BUNDESTAG Selenskyj hatte in der vergangenen Woche per Videoschalte vor dem britischen Parlament, vor dem US-Kongress und dem Bundestag Reden gehalten. Er versucht, die westliche Welt dazu zu bewegen, seinem Land während der russischen Invasion mehr Unterstützung zu gewährleisten.

Nach Angaben des israelischen Fernsehkanals zwölf hat Russland Israel gewarnt, weiterhin neutral zu bleiben. Sonst könnte Jerusalem die Fähigkeit als Vermittler in dem Konflikt zwischen Kiew und Moskau verlieren, hieß es in dem Bericht. Die Warnung sei angeblich vom russischen Botschafter in Israel, Anatoly Viktorov, während eines Treffens mit Knessetsprecher Mickey Levy ausgesprochen worden, so Kanal zwölf.

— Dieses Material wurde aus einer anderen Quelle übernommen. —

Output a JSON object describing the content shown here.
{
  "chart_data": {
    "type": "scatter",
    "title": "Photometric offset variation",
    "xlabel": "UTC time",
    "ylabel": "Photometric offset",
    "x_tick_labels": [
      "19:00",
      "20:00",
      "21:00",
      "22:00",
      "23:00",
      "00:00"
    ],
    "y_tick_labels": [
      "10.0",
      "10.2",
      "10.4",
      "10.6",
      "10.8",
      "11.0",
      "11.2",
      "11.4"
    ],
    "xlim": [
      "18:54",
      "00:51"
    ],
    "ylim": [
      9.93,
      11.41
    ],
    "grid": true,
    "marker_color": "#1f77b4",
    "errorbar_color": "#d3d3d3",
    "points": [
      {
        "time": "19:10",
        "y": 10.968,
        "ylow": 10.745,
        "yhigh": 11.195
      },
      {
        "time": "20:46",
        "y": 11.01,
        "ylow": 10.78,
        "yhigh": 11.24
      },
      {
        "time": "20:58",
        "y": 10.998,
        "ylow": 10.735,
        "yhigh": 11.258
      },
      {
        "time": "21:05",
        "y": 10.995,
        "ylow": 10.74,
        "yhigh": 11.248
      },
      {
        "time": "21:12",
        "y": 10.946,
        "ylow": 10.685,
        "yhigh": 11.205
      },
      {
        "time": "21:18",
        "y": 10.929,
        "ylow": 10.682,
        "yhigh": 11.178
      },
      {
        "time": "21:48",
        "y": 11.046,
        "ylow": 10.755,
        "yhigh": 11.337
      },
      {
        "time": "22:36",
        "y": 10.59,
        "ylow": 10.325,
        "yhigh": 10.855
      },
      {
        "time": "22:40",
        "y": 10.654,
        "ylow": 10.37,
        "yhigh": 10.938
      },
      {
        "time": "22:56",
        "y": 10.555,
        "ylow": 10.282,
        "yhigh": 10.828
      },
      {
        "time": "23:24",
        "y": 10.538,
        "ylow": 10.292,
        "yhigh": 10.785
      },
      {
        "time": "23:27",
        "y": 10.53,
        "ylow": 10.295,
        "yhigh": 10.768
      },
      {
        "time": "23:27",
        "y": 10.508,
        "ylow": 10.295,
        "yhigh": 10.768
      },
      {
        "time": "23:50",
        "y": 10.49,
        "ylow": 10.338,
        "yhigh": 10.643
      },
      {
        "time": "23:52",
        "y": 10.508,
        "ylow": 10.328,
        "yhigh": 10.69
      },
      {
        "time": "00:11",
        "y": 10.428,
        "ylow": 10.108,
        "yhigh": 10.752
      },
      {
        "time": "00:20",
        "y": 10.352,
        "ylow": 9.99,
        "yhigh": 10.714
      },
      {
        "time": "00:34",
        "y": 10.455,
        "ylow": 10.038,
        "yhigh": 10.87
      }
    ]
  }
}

OFFENSIVE Am Dienstag hatte der israelische Außenminister Yair Lapid zum ersten Mal seit der russischen Offensive mit seinem ukrainischen Amtskollegen Dmytro Kuleba gesprochen. In einem »langen und positiven« Gespräch informierte Lapid Kuleba über die anhaltenden Bemühungen Israels, im andauernden Krieg in der Ukraine zu vermitteln und Hilfe zu leisten.

Immer wieder wird auch Jerusalem als möglicher Ort von Friedensgesprächen erwähnt, da Israel gute Beziehungen sowohl zur Ukraine als auch zu Russland unterhält.